Certainly true that the online systems that are used for people to quickly obtain cover for Professional Indemnity, however there are a number of pitfalls in doing it this way. Professional Indemnity is a specialised beast with a number of nuances to normal insurance policies, including:
– Claims Made v Claims Occurrence Wordings;
– Costs Inclusive v Costs Exclusive Excesses;
– Jurisdictional Limits;
– Territorial Limits;
– Retroactive Dates; and
– Continuous Cover provisions.
I generally suggest that if a prospective PI buyer doesn’t understand any of the above (and how they would either impact cover or claim) they should talk to an insurance professional – go to the NIBA (National Insurance Brokers Association) website or there would be any number available locally through the yellowpages / google etc.

My 2c from 15+ years in the insurance industry and from the last 2 running my own brokerage (as a soloist) – the downfall for the public in using an online system (for any insurance but especially for PI) is that you are basically taking all the risk into your own hands – if any part of your business activity does not fall within the ‘box’ then there is a chance there is no cover (I am dealing with a client at the moment who is a management accountant but also has a food blog – if she has a claim against her blog and this activity isn’t disclosed then the insurer has all right to decline the claim for non disclosure). Futhermore, the lack of paperwork (by buying online) also means there is a tendency to ‘read over’ questions without taking into account the full ramifications of the answers. I have seen time and time again examples of people stating ‘I didn’t understand what I answered’ – the online process removes any chance for a chat and explanation of the questions which, in the event of a claim, could be crucial in deciding whether it is paid or not.

Also, people need to be careful where they see insurance brokers offering quick and easy solutions such as this – usually (and certainly in the example you have given) these products are offered under a ‘binder’ – the broker is acting as the agent of the insurer and not on behalf of the client (this is an important differentiation). Basically they have told an insurer that they will place a bulk amount of business with them, then left it up to the buyer to determine exactly what they are covering – the broker has no responsibility to the client (at law) which is the opposite to most transactions that are placed through brokers.

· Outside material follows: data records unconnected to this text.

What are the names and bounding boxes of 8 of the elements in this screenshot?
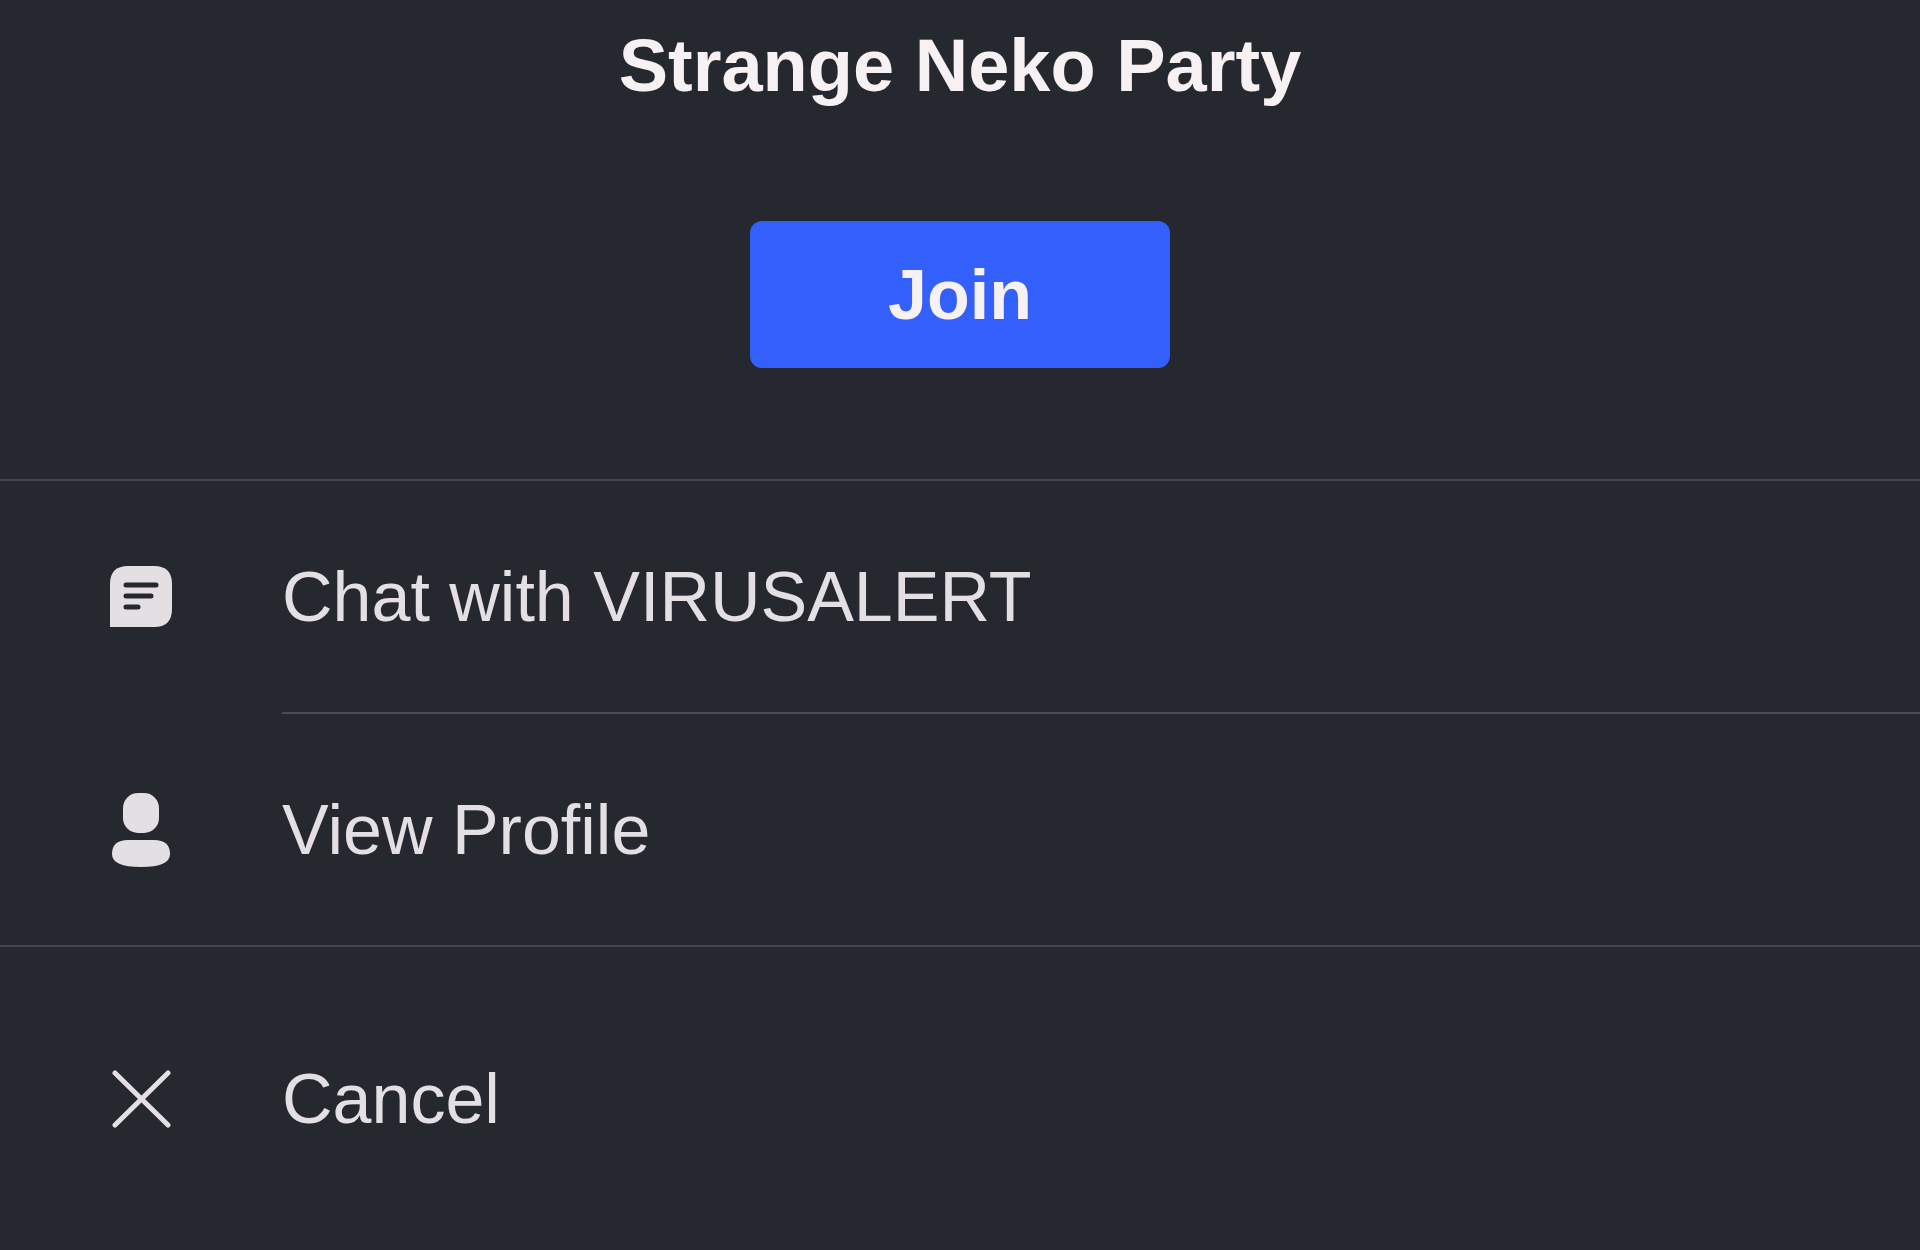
person-icon	[112, 792, 170, 867]
chat-bubble-icon	[110, 566, 172, 627]
menu-item[interactable]: View Profile	[0, 714, 1920, 945]
sheet-title: Strange Neko Party	[618, 23, 1302, 109]
close-icon	[111, 1069, 171, 1128]
join-button[interactable]: Join	[750, 221, 1170, 368]
menu-item[interactable]: Cancel	[0, 947, 1920, 1250]
menu-item[interactable]: Chat with VIRUSALERT	[0, 481, 1920, 712]
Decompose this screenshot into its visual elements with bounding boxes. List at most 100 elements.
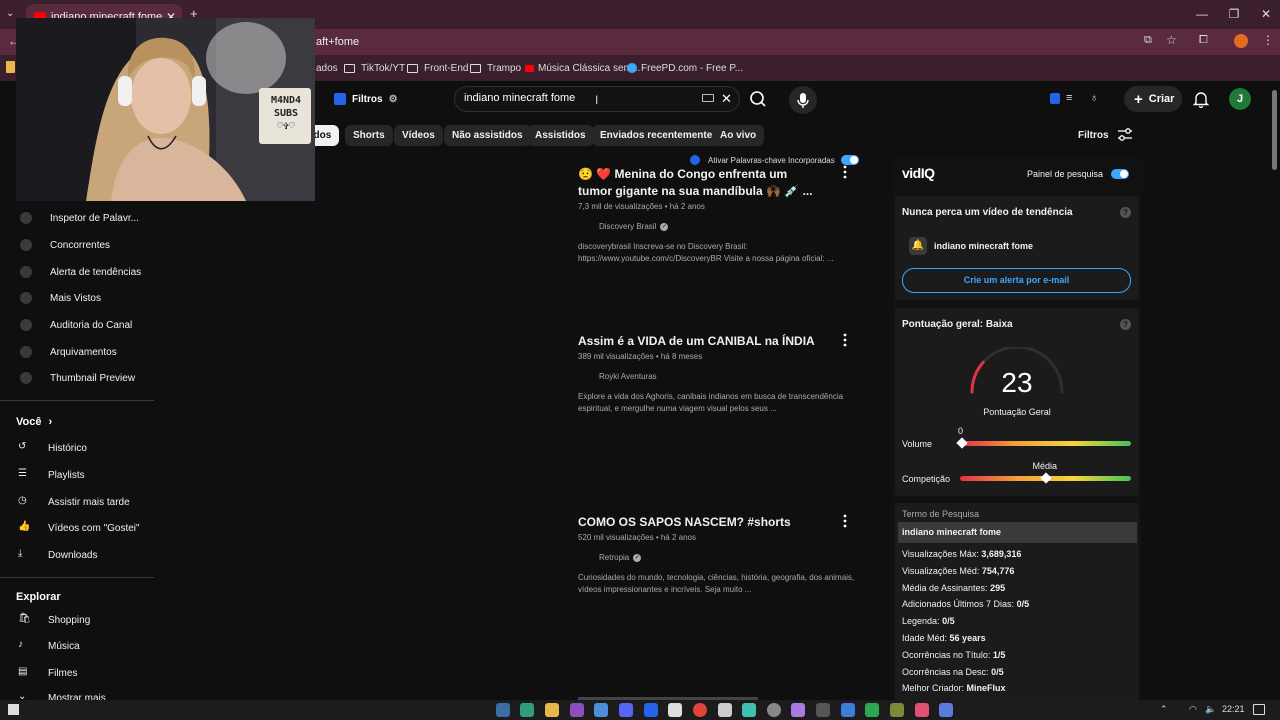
close-window-icon[interactable]: ✕ — [1251, 4, 1280, 24]
taskbar-app-icon[interactable] — [644, 703, 658, 717]
volume-icon[interactable]: 🔈 — [1205, 704, 1216, 715]
stat-value: 295 — [990, 582, 1006, 593]
taskbar-app-icon[interactable] — [791, 703, 805, 717]
keyboard-icon[interactable] — [702, 94, 714, 102]
bookmark-item[interactable]: Música Clássica sem... — [525, 60, 640, 76]
more-options-icon[interactable] — [841, 165, 849, 179]
sidebar-item-historico[interactable]: ↺ Histórico — [18, 439, 87, 457]
sidebar-item-arquivamentos[interactable]: Arquivamentos — [20, 343, 117, 361]
cast-icon[interactable]: ⧉ — [1144, 34, 1152, 47]
taskbar-app-icon[interactable] — [619, 703, 633, 717]
video-description: Explore a vida dos Aghoris, canibais ind… — [578, 392, 844, 413]
search-term-value: indiano minecraft fome — [898, 522, 1137, 543]
voice-search-button[interactable] — [789, 86, 817, 114]
sidebar-item-filmes[interactable]: ▤ Filmes — [18, 664, 77, 682]
browser-menu-icon[interactable]: ⋮ — [1262, 33, 1274, 47]
more-options-icon[interactable] — [841, 333, 849, 347]
scrollbar-thumb[interactable] — [1272, 90, 1277, 170]
bookmark-item[interactable]: FreePD.com - Free P... — [627, 60, 743, 76]
help-icon[interactable]: ? — [1120, 319, 1131, 330]
chip-shorts[interactable]: Shorts — [345, 125, 393, 146]
video-title[interactable]: COMO OS SAPOS NASCEM? #shorts — [578, 514, 838, 531]
chip-videos[interactable]: Vídeos — [394, 125, 443, 146]
chip-nao-assistidos[interactable]: Não assistidos — [444, 125, 531, 146]
search-filters-button[interactable]: Filtros — [1078, 128, 1133, 142]
taskbar-app-icon[interactable] — [742, 703, 756, 717]
taskbar-app-icon[interactable] — [520, 703, 534, 717]
chip-ao-vivo[interactable]: Ao vivo — [712, 125, 765, 146]
taskbar-app-icon[interactable] — [570, 703, 584, 717]
sidebar-item-concorrentes[interactable]: Concorrentes — [20, 236, 110, 254]
search-icon — [750, 91, 766, 107]
taskbar-app-icon[interactable] — [668, 703, 682, 717]
taskbar-app-icon[interactable] — [816, 703, 830, 717]
stat-value: 3,689,316 — [981, 549, 1022, 559]
sidebar-item-assistir-tarde[interactable]: ◷ Assistir mais tarde — [18, 493, 130, 511]
sidebar-item-shopping[interactable]: 🛍 Shopping — [18, 611, 90, 629]
sidebar-section-voce[interactable]: Você › — [16, 416, 52, 428]
sidebar-item-inspetor[interactable]: Inspetor de Palavr... — [20, 209, 139, 227]
list-icon[interactable]: ≡ — [1066, 92, 1072, 104]
clock-text[interactable]: 22:21 — [1222, 704, 1245, 714]
chip-enviados-recentemente[interactable]: Enviados recentemente — [592, 125, 721, 146]
bookmark-star-icon[interactable]: ☆ — [1166, 33, 1177, 47]
video-meta: 520 mil visualizações • há 2 anos — [578, 533, 696, 542]
taskbar-app-icon[interactable] — [890, 703, 904, 717]
taskbar-app-icon[interactable] — [841, 703, 855, 717]
sidebar-item-downloads[interactable]: ⤓ Downloads — [18, 546, 97, 564]
more-options-icon[interactable] — [841, 514, 849, 528]
video-title[interactable]: 😟 ❤️ Menina do Congo enfrenta um tumor g… — [578, 166, 818, 200]
sidebar-item-alerta[interactable]: Alerta de tendências — [20, 263, 141, 281]
channel-name[interactable]: Retropia ✓ — [599, 553, 642, 562]
research-panel-toggle[interactable]: Painel de pesquisa — [1027, 169, 1130, 179]
tab-search-icon[interactable]: ⌄ — [6, 8, 14, 19]
sidebar-item-auditoria[interactable]: Auditoria do Canal — [20, 316, 132, 334]
search-input[interactable]: indiano minecraft fome — [464, 92, 575, 104]
sidebar-item-gostei[interactable]: 👍 Vídeos com "Gostei" — [18, 519, 140, 537]
bookmark-item[interactable]: TikTok/YT — [344, 60, 405, 76]
url-text[interactable]: aft+fome — [316, 36, 359, 48]
taskbar-app-icon[interactable] — [939, 703, 953, 717]
chip-assistidos[interactable]: Assistidos — [527, 125, 594, 146]
sidebar-item-musica[interactable]: ♪ Música — [18, 637, 80, 655]
windows-start-icon[interactable] — [8, 704, 19, 715]
maximize-icon[interactable]: ❐ — [1219, 4, 1249, 24]
taskbar-app-icon[interactable] — [545, 703, 559, 717]
vidiq-filter-button[interactable]: Filtros ⚙ — [334, 89, 398, 109]
avatar[interactable]: J — [1229, 88, 1251, 110]
notifications-icon[interactable] — [1193, 90, 1209, 108]
bookmark-item[interactable]: Front-End — [407, 60, 468, 76]
taskbar-app-icon[interactable] — [865, 703, 879, 717]
create-email-alert-button[interactable]: Crie um alerta por e-mail — [902, 268, 1131, 293]
clear-search-icon[interactable]: ✕ — [721, 91, 732, 107]
taskbar-app-icon[interactable] — [496, 703, 510, 717]
taskbar-app-icon[interactable] — [594, 703, 608, 717]
sidebar-item-playlists[interactable]: ☰ Playlists — [18, 466, 85, 484]
vidiq-logo: vidIQ — [902, 165, 935, 181]
wifi-icon[interactable]: ◠ — [1189, 704, 1197, 715]
keyword-toggle-row[interactable]: Ativar Palavras-chave Incorporadas — [690, 155, 859, 165]
bookmark-item[interactable]: ados — [316, 60, 338, 76]
channel-name[interactable]: Royki Aventuras — [599, 372, 657, 381]
bookmark-item[interactable]: Trampo — [470, 60, 521, 76]
extensions-icon[interactable]: ⧠ — [1199, 34, 1208, 47]
create-button[interactable]: + Criar — [1124, 86, 1182, 112]
profile-icon[interactable] — [1234, 34, 1248, 48]
chrome-icon[interactable] — [693, 703, 707, 717]
help-icon[interactable]: ? — [1120, 207, 1131, 218]
taskbar-app-icon[interactable] — [915, 703, 929, 717]
video-title[interactable]: Assim é a VIDA de um CANIBAL na ÍNDIA — [578, 333, 838, 350]
webcam-overlay: M4ND4 SUBS ♡✞♡ — [16, 18, 315, 201]
minimize-icon[interactable]: — — [1187, 4, 1217, 24]
sidebar-item-mais-vistos[interactable]: Mais Vistos — [20, 289, 101, 307]
notifications-tray-icon[interactable] — [1253, 704, 1265, 715]
taskbar-app-icon[interactable] — [767, 703, 781, 717]
channel-name[interactable]: Discovery Brasil ✓ — [599, 222, 669, 231]
vidiq-header-icon[interactable] — [1050, 93, 1060, 104]
sidebar-item-thumbnail[interactable]: Thumbnail Preview — [20, 369, 135, 387]
bookmark-folder-icon[interactable] — [6, 61, 15, 73]
tray-chevron-icon[interactable]: ⌃ — [1160, 704, 1168, 715]
taskbar-app-icon[interactable] — [718, 703, 732, 717]
award-icon[interactable]: ♁ — [1090, 92, 1098, 104]
search-button[interactable] — [743, 86, 773, 112]
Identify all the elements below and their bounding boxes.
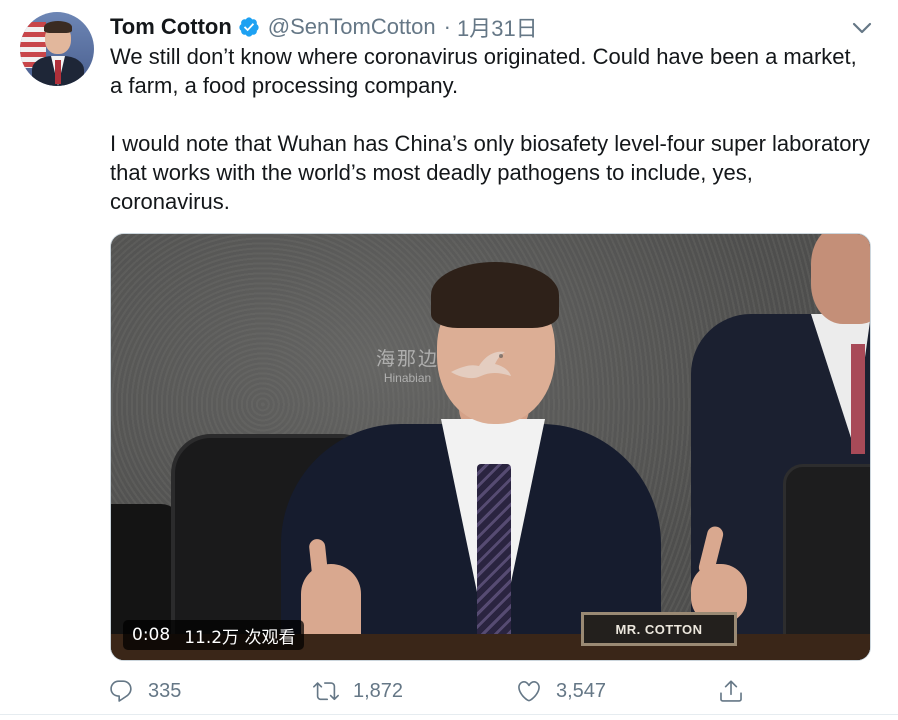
reply-count: 335 <box>148 679 182 702</box>
reply-icon <box>110 680 132 702</box>
author-name[interactable]: Tom Cotton <box>110 14 232 40</box>
retweet-icon <box>313 682 339 701</box>
tweet-text: We still don’t know where coronavirus or… <box>110 42 870 216</box>
video-player[interactable]: MR. COTTON 海那边 Hinabian 0:08 11.2万 次观看 <box>110 233 871 661</box>
date-separator: · <box>443 14 451 39</box>
reply-button[interactable]: 335 <box>108 674 181 708</box>
like-count: 3,547 <box>556 679 607 702</box>
watermark: 海那边 Hinabian <box>376 342 515 386</box>
retweet-button[interactable]: 1,872 <box>313 674 403 708</box>
video-duration: 0:08 <box>132 625 171 645</box>
share-button[interactable] <box>718 674 744 708</box>
tweet-header: Tom Cotton @SenTomCotton · 1月31日 <box>110 12 538 42</box>
tweet-paragraph: I would note that Wuhan has China’s only… <box>110 131 870 214</box>
author-handle[interactable]: @SenTomCotton <box>268 14 436 40</box>
video-stats-overlay: 0:08 11.2万 次观看 <box>123 620 305 650</box>
retweet-count: 1,872 <box>353 679 404 702</box>
nameplate-text: MR. COTTON <box>615 621 703 637</box>
divider <box>0 714 898 715</box>
video-views: 11.2万 次观看 <box>184 627 296 648</box>
verified-badge-icon <box>238 16 260 38</box>
nameplate: MR. COTTON <box>581 612 737 646</box>
bird-logo-icon <box>451 351 512 379</box>
chevron-down-icon[interactable] <box>850 16 874 40</box>
like-button[interactable]: 3,547 <box>516 674 606 708</box>
avatar[interactable] <box>20 12 94 86</box>
heart-icon <box>518 680 540 702</box>
watermark-cn: 海那边 <box>376 347 440 370</box>
share-icon <box>720 680 742 702</box>
tweet[interactable]: Tom Cotton @SenTomCotton · 1月31日 We stil… <box>0 0 898 720</box>
tweet-actions: 335 1,872 3,547 <box>108 674 748 708</box>
tweet-paragraph: We still don’t know where coronavirus or… <box>110 44 857 98</box>
tweet-date[interactable]: 1月31日 <box>457 11 538 43</box>
watermark-en: Hinabian <box>383 370 432 385</box>
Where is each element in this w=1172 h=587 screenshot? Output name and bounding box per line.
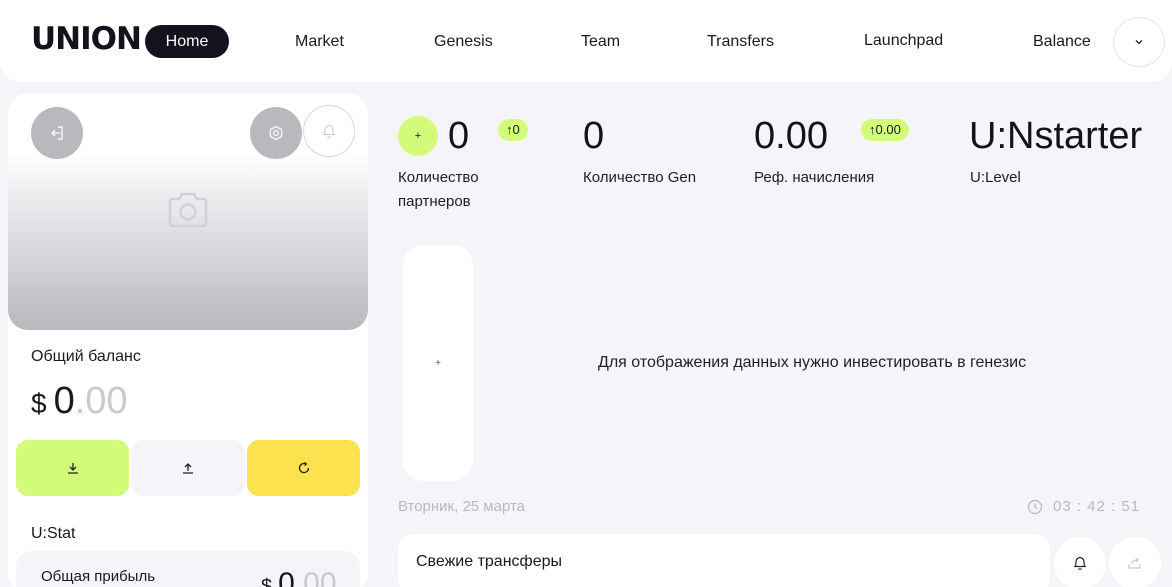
balance-currency: $ (31, 388, 47, 419)
exchange-button[interactable] (247, 440, 360, 496)
account-dropdown-button[interactable] (1113, 17, 1165, 67)
ustat-title: U:Stat (31, 525, 76, 542)
nav-transfers[interactable]: Transfers (707, 33, 774, 51)
profit-decimal: .00 (294, 567, 337, 587)
level-value: U:Nstarter (969, 115, 1143, 157)
clock-icon (1027, 499, 1043, 515)
bell-icon (322, 124, 336, 138)
ref-badge: ↑0.00 (861, 119, 909, 141)
partners-count: 0 (448, 115, 470, 157)
profit-integer: 0 (278, 567, 295, 587)
partners-label-line1: Количество (398, 169, 479, 186)
logout-button[interactable] (31, 107, 83, 159)
refresh-icon (298, 462, 309, 474)
upload-icon (183, 463, 193, 474)
camera-icon (168, 192, 208, 228)
withdraw-button[interactable] (131, 440, 245, 496)
fresh-transfers-card[interactable]: Свежие трансферы (398, 534, 1050, 587)
chevron-down-icon (1135, 40, 1143, 45)
total-profit-card: Общая прибыль $0.00 (16, 551, 360, 587)
transfers-notify-button[interactable] (1054, 537, 1106, 587)
ref-value: 0.00 (754, 115, 828, 157)
partners-label-line2: партнеров (398, 193, 471, 210)
bell-icon (1073, 556, 1087, 570)
add-partner-button[interactable]: + (398, 116, 438, 156)
add-investment-button[interactable]: + (403, 245, 473, 481)
balance-label: Общий баланс (31, 348, 141, 365)
current-date: Вторник, 25 марта (398, 498, 526, 515)
gen-count: 0 (583, 115, 605, 157)
share-icon (1128, 557, 1141, 569)
ref-label: Реф. начисления (754, 169, 875, 186)
deposit-button[interactable] (16, 440, 129, 496)
settings-button[interactable] (250, 107, 302, 159)
balance-integer: 0 (53, 380, 75, 422)
logout-icon (51, 126, 63, 140)
empty-chart-message: Для отображения данных нужно инвестирова… (598, 354, 1027, 371)
profile-cover[interactable] (8, 93, 368, 330)
gen-label: Количество Gen (583, 169, 697, 186)
nav-launchpad[interactable]: Launchpad (864, 32, 943, 50)
nav-home[interactable]: Home (145, 25, 229, 58)
nav-balance[interactable]: Balance (1033, 33, 1091, 51)
nav-team[interactable]: Team (581, 33, 620, 51)
balance-value: $0.00 (31, 380, 128, 425)
balance-decimal: .00 (74, 380, 128, 422)
union-logo[interactable]: UNION (31, 23, 142, 55)
partners-badge: ↑0 (498, 119, 528, 141)
profit-label: Общая прибыль (41, 568, 156, 585)
current-time: 03 : 42 : 51 (1053, 498, 1141, 515)
level-label: U:Level (970, 169, 1021, 186)
transfers-share-button[interactable] (1109, 537, 1161, 587)
profit-value: $0.00 (261, 567, 337, 587)
notifications-button[interactable] (303, 105, 355, 157)
profit-currency: $ (261, 576, 273, 587)
profile-card: Общий баланс $0.00 U:Stat Общая прибыль … (8, 93, 368, 587)
top-nav: UNION Home Market Genesis Team Transfers… (0, 0, 1172, 82)
nav-market[interactable]: Market (295, 33, 344, 51)
download-icon (67, 463, 78, 474)
nav-genesis[interactable]: Genesis (434, 33, 493, 51)
fresh-transfers-title: Свежие трансферы (416, 553, 562, 570)
gear-icon (269, 125, 283, 141)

I am not saying that there is not a place in the market for these type of operations – people that are just buying to get a piece of paper (and I have come across a lot of these) or those with very simple requirements may just be happy to use them for their cheap and easy nature – I am just noting that it does transfer a lot of the risk back to the buyer. I use internal insurer platforms a lot for my PI placements, but I invariably have a proposal signed and submitted to the insurer and any unusual terms clarified for the benefit of my client. And my experience is that the additional work upfront certain mitigates any possible issues down the track.

Happy to clarify anything above – I find knowledge is power so anything I can do to make the insurance buying process easier I am happy to share.